Employers should be aware of the key changes soon to be implemented, including:

  • Right to Disconnect: following in the footsteps of a number of European countries, the Bill introduces a legislative ‘right to disconnect’ allowing employees to refuse to read or respond to contact from an employer outside of an employee’s working hours, unless the refusal is unreasonable.

  • Casual Rights: the Bill introduces a revised definition of ‘casual employee’, which reflects the previous common law approach. While the current approach involves relying solely on an employee’s initial offer of employment to determine the employee’s casual status, the proposed definition will allow consideration of the practical reality of the employment relationship.

  • Casual Conversion: the Bill introduces a new legislative pathway for causal employees to change their employment status if they have worked for 6 months (or 12 months for a small business employer) under the NES. This will be in addition to the existing casual conversation pathway in the FW Act, which require non-small business employer to consider requests for casual conversion.

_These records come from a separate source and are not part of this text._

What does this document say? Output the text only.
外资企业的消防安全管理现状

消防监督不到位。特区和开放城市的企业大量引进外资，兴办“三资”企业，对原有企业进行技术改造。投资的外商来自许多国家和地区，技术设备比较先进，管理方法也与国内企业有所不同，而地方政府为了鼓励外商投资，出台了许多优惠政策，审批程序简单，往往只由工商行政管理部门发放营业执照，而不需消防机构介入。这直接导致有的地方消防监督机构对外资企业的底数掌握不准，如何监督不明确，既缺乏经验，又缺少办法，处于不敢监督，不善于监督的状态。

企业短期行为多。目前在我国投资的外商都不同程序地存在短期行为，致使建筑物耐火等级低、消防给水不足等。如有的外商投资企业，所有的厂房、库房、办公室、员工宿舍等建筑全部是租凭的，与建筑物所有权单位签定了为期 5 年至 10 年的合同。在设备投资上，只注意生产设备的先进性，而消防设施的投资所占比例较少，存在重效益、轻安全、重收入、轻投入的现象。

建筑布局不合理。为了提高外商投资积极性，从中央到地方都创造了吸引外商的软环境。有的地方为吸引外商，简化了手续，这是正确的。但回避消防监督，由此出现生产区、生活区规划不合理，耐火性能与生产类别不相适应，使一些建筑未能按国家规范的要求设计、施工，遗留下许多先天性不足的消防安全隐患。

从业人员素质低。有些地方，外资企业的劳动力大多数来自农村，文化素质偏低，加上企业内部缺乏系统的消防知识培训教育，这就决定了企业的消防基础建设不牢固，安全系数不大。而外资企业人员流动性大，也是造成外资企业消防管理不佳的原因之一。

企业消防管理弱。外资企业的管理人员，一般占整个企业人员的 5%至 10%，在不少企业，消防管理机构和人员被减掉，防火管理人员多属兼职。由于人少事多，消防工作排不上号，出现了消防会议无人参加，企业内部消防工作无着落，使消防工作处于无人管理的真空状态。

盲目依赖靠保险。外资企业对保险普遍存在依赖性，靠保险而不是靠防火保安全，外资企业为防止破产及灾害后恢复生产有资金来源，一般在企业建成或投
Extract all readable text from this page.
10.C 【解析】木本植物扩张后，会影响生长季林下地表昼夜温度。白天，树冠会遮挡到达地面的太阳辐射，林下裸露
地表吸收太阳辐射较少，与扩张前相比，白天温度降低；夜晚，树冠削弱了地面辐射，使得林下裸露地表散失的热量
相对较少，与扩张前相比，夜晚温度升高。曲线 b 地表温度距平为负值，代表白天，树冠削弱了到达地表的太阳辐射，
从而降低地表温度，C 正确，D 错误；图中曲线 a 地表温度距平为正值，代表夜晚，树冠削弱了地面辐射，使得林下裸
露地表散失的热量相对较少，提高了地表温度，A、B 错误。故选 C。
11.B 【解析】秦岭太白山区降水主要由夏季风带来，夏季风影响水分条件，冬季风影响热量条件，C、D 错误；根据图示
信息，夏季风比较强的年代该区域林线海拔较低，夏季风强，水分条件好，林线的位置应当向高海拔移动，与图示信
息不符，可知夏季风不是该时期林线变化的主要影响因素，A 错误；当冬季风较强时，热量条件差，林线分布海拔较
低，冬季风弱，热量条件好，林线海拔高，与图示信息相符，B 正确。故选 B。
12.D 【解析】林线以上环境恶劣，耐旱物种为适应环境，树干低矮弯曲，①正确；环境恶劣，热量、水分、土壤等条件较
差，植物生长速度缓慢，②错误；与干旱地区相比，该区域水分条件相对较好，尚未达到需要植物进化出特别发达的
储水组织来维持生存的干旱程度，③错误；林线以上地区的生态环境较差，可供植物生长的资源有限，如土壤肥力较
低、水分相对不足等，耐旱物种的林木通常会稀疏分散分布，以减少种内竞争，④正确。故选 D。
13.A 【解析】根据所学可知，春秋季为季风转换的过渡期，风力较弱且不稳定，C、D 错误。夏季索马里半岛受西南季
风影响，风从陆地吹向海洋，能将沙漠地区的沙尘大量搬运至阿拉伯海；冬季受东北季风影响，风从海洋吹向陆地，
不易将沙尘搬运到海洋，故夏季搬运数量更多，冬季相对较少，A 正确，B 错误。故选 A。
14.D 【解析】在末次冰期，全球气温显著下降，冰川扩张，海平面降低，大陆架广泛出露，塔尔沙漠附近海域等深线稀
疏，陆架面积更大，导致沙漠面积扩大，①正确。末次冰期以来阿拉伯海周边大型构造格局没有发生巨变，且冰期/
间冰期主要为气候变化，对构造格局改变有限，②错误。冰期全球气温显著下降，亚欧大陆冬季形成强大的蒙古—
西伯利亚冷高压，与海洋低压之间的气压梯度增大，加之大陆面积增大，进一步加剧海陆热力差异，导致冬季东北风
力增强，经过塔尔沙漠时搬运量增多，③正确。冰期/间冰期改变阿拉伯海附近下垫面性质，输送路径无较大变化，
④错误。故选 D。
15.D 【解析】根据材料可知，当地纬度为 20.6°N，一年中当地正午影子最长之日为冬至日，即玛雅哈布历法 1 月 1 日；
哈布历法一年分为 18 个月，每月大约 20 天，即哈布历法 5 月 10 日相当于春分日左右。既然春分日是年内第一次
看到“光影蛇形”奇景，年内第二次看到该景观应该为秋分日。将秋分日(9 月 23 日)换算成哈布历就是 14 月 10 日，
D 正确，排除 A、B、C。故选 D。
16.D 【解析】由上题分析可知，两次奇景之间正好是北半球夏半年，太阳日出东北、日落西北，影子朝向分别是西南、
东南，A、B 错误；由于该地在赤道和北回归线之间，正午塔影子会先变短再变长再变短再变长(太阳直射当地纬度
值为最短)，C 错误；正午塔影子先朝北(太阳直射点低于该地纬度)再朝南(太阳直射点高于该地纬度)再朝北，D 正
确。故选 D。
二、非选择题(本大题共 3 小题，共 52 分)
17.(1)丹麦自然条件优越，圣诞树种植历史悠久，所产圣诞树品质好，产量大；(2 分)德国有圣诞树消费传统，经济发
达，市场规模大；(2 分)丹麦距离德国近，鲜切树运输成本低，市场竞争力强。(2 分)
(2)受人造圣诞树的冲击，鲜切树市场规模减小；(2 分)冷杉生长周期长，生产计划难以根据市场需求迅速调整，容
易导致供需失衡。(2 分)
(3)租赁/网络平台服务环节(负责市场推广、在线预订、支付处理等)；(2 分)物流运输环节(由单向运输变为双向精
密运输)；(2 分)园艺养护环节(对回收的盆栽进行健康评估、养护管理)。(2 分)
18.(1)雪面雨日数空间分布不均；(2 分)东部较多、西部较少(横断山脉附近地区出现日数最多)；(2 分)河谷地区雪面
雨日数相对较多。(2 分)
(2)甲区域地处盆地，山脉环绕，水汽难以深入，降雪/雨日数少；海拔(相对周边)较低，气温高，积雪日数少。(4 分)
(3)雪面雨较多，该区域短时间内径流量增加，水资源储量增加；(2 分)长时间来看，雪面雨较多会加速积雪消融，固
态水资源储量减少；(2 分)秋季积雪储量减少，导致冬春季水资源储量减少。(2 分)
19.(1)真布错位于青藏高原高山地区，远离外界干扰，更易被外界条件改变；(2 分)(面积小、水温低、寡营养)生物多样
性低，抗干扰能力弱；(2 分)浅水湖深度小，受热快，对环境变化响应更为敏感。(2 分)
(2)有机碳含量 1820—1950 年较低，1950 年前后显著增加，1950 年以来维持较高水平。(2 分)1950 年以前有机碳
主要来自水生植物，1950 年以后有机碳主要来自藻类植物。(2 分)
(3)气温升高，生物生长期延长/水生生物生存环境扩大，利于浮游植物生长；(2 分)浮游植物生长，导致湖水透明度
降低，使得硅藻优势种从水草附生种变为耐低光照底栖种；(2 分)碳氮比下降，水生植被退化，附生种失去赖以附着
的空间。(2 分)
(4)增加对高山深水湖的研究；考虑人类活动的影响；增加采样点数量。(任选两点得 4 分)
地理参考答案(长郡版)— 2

  • Contractor/Employee definition: the Bill introduces interpretive principles to be applied when determining the meaning of ‘employee’ and ‘employer’, focused on the ‘totality’ of the relationship. This change is intended to overcome recent High Court decisions which held the question of whether a relationship is one of employment should be answered solely by reference to the terms of the contract.

  • Gig Workers (or ‘employee-like’ workers): The Bill empowers the FWC to set minimum standards for employee-like workers (independent contractors who have low-bargaining power, low authority over the performance of work and/or are remuneration at or below a comparable market rate) performing digital platform work. Minimum standards will take the form of either mandatory Minimum Standards Orders or non-binding Minimum Standards Guidelines.

  • Increasing Civil Penalties: The Bill increases the maximum civil penalties for standard civil breaches and serious contraventions of civil remedy provisions in the FW Act. The Bill also lowers the threshold for what constitute a serious contravention, from the current ‘knowingly and systematically’ to a ‘knowingly’ or ‘recklessly’ standard. 

  • Sham contracting: the Bill amends the current defence for employers that misrepresent employment as an independent contracting arrangement (‘sham contracting’) from a test of recklessness to one of reasonableness. In its current form, an employer will avoid liability for misrepresenting employment as an independent contracting arrangement if they did not know and were not reckless in coming to that conclusion. Under the new Bill, an employer must show they reasonably believed the contract of employment was instead a contract of services in order to rely on the defence.

In light of these upcoming changes, we recommend you review your template employment agreements and current employee management practices/procedures to ensure compliance.